Pediatricians have issued a warning for parents: don’t microwave your kids‘ food in plastic. Doctors say chemicals in the plastic pose health risks to children.
The American Academy of Pediatrics say – in a statement published online – “that growing evidence that some chemicals found in food colorings, preservatives, and packaging materials may harm children’s health.”
The Academy says parents should take steps to minimize a child’s exposure to these chemicals, by buying minimally processed foods, and prioritizing vegetables and fruits in their diets.
The report also warns parents to avoid microwaving kids’ foods in plastic, or putting plastics – including baby bottles – in the dishwasher. The microwave or dishwasher can cause chemicals to leach out into kids’ foods.
Since heat can cause plastics to leak BPA and phthalates into food, avoid microwaving food or beverages (including infant formula and pumped human milk) in plastic when possible. Also try to avoid putting plastics in the dishwasher. Parents should use alternatives to plastic, such as glass or stainless steel, when possible.
Avoid plastics with recycling codes 3 (phthalates), 6 (styrene), and 7 (bisphenols) unless they are labeled as “biobased” or “greenware.”
Some additives are put directly in foods, while “indirect” additives may include chemicals from plastic, glues, dyes, paper, cardboard, and different types of coatings used for processing and packaging. The additives of most concern, based on rising research evidence cited in the report, include:
- Bisphenols, such as BPA, used to harden plastic containers and line metal cans, can act like estrogen in the body and potentially change the timing of puberty, decrease fertility, increase body fat, and affect the nervous and immune systems. BPA is now banned in baby bottles and sippy cups.
- Phthalates, which makes plastic and vinyl tubes used in industrial food production flexible, may affect male genital development, increase childhood obesity, and contribute to cardiovascular disease. In 2017, the Consumer Product Safety Commission banned the use of some phthalates in child-care products such as teething rings.
- Perfluoroalkyl chemicals (PFCs), used in grease-proof paper and cardboard food packaging, may reduce immunity, birth weight, and fertility. Research also shows PFCs may affect the thyroid system, key to metabolism, digestion, muscle control, brain development, and bone strength.
- Perchlorate, added to some dry food packaging to control static electricity, is known to disrupt thyroid function, early life brain development and growth.
- Artificial food colors, common in children’s food products, may be associated with worsened attention-deficit/hyperactivity disorder (ADHD) symptoms. Studies cited in the report found a significant number of children who cut synthetic food colorings from their diets showed decreased ADHD symptoms.

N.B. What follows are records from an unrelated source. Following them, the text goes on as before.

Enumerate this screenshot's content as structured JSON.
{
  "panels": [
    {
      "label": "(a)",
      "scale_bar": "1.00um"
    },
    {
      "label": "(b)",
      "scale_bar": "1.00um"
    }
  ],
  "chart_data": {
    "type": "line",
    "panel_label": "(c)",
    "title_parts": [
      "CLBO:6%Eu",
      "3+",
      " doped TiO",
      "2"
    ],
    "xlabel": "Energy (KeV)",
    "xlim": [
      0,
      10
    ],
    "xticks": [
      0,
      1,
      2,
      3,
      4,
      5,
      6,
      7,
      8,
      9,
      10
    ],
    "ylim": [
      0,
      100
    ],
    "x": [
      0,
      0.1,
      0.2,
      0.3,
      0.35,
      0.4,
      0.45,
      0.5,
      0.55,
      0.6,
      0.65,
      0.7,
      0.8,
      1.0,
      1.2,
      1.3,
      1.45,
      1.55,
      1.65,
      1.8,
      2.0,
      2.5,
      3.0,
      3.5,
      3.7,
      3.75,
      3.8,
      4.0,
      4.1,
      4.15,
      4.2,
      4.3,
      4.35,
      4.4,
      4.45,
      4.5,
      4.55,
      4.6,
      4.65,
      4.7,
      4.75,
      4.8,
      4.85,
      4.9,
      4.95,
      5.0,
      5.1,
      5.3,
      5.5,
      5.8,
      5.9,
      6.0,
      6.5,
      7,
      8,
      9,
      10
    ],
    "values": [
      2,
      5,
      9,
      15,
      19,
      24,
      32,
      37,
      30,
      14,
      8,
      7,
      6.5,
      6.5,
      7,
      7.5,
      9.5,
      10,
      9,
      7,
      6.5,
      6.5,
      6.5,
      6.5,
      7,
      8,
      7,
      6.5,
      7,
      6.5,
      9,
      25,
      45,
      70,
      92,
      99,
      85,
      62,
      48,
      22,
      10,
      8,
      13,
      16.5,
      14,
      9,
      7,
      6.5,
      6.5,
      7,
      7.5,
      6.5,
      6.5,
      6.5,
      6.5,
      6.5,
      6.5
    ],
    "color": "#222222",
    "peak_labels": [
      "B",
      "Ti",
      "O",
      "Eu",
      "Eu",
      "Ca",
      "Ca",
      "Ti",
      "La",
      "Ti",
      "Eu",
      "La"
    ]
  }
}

- Nitrates/nitrites are used to preserve food and enhance color, especially in cured and processed meats. These chemicals can interfere with thyroid hormone production and the blood’s ability to deliver oxygen in the body. Nitrates and nitrites also have been linked with gastrointestinal and nervous system cancers.
Potentially harmful effects of food additives are of special concern for children, according to the AAP. Children are more sensitive to chemical exposures because they eat and drink more, relative to body weight, than adults do, and are still growing and developing.
Some of the AAP’s recommendations may require congressional action. For example, the FDA currently lacks the authority it needs to review existing data on additives already on the market, or to re-test their safety for people to eat. In meantime, the AAP recommends safe and simple steps families can take to limit exposures to the chemicals of greatest concern. These include:
- Buy and serve more fresh or frozen fruits and vegetables, and fewer processed meats–especially during pregnancy.
- Since heat can cause plastics to leak BPA and phthalates into food, avoid microwaving food or beverages (including infant formula and pumped human milk) in plastic when possible. Also try to avoid putting plastics in the dishwasher.
- Use alternatives to plastic, such as glass or stainless steel, when possible.
- Avoid plastics with recycling codes 3 (phthalates), 6 (styrene), and 7 (bisphenols) unless they are labeled as “biobased” or “greenware.”
- Wash hands thoroughly before and after touching food and clean all fruits and vegetables that cannot be peeled.
“There is an urgent need for decision makers to fix this issue,” Dr. Trasande said, “starting by rolling back the presumption of safety for chemicals added to foods.”